Up until now, most efforts to address this socio-economic crisis among black women have been subsumed under women, economic or racial justice movements.   For example, the Fight for 15 movement. No doubt, this movement will improve the lives of low-income black women working in fast food and in retail. Efforts to organize domestic or home care workers will benefit black women that dominate the care-giving industry. In And Still I Rise: Black Women Labor Leaders’ Voices, Power and Promise, examines the role of black women in the labor movement and shared that black women in unions fared better than women who were not. However, those movements have not articulated specific solutions and remedies tailored towards black women.

At present, efforts to address this socio-economic crisis have been handled by a patchwork of non-profit organizations, trade unions, and to some limited extent by government agencies.

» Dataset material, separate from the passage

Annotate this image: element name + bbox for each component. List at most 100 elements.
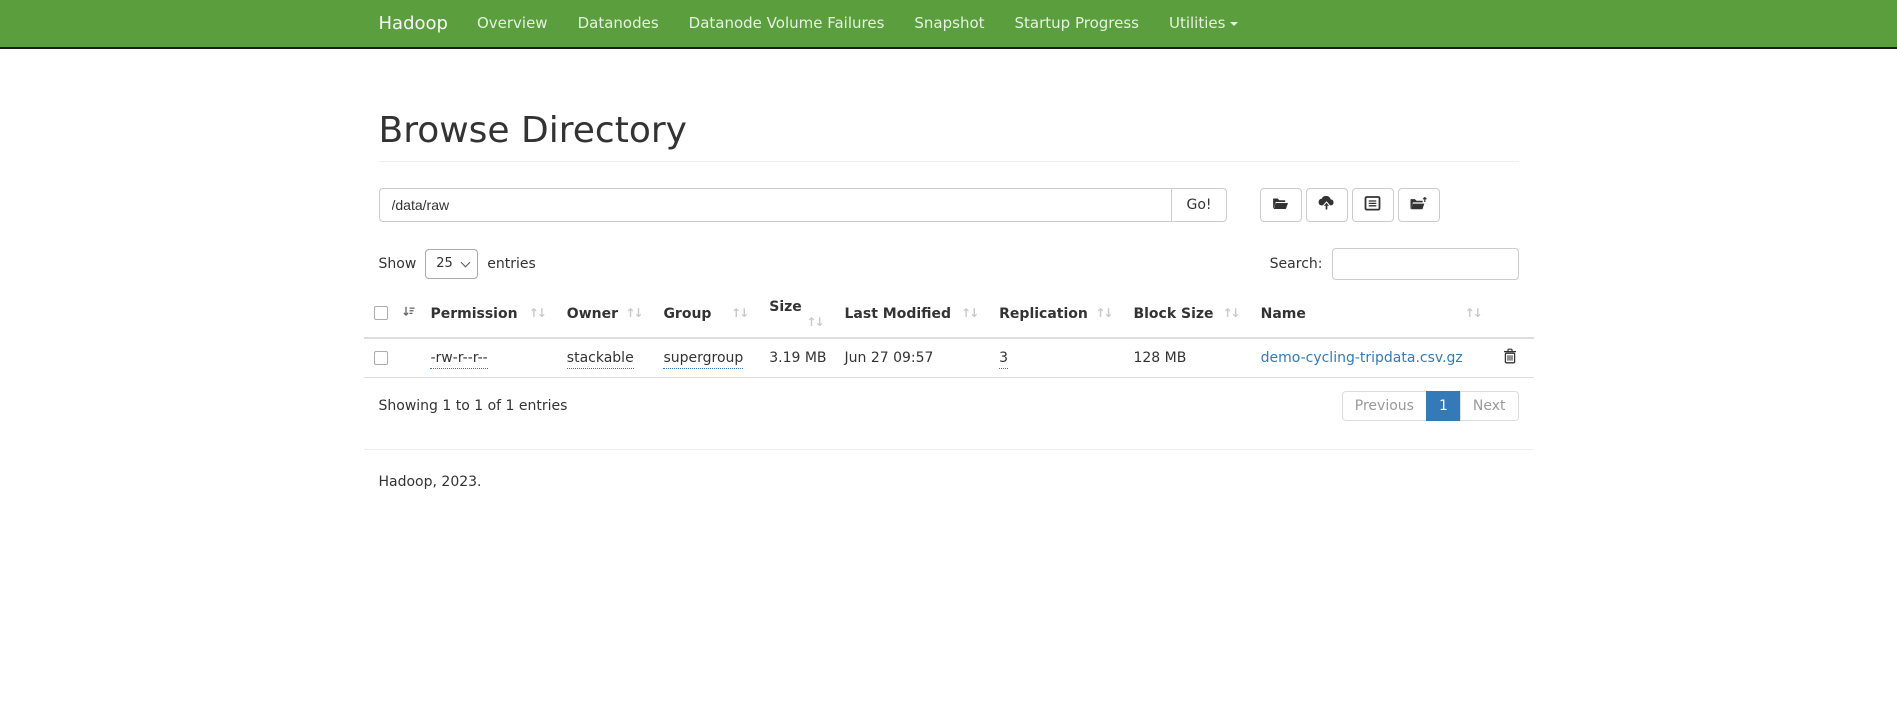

New York City Council Young Women’s Intiative is a recent example of a local effort spearheaded by Council Member Melissa Mark Viverito to address racial and gender inequity faced by women. However, this effort is not explicitly geared towards black women and girls, but does have black women activists in its conception and leadership. The White House’s recent announcement of programs focused on the challenges faced by women of color and girls is equally encouraging. White House Report on Women and Girls exhaustively lists the challenges that women of color and girls face. Yet, again, it is not clear whether programs that will emerge from this report will explicitly and directly address the issues facing black women.

One of the reasons that any policy effort to focus on black women has failed to take root is because of a liberal adherence to “post-racial” color blindness or racial neutrality in our solutions. Suggestions for any specific program for black women are often met with recommendations to take a “broader” approach to impact all women of color. There is an understandable concern that by focusing on black women, we then ignore the experiences of Asian, Latina or Native American women. By focusing on developing programs and policies focused on black women, we help all women of color economically because we are focusing our attention on the least paid, undervalued, and precarious workers.  And, in focusing on black women, we challenge directly racism, which gets avoided on any conversation around economic justice, and we can put forth an intersectional policy agenda on race/gender/class.

Further, focusing on black women’s needs can be achieved without erasing the unique experiences of other women of color or women in general. Having a focused program with the clear goal of improving the economic lives of black women would not take way from other programs to focus on women broadly. These programs are not mutually exclusive. However, invoking the women banner or women of color banner should not continue to serve to erase programs, services that address the particular experience of black women. This does continue to happen throughout history, and even as we are witnessing a vibrant racial justice and economic justice movement, we again are seeing in our policy solutions the failure to center the needs of black women.

Both the City Council and White House Initiative on women and girls of color provide an exciting platform and opportunity to explore how we might develop such a focus on black women and girls while keeping in mind an effort for all women and women of color and girls. Let us not allow the specific experiences of black women’s economic well-being to be ignored again. Lets put black women squarely in our country’s economic justice agenda. In doing so, all workers will benefit.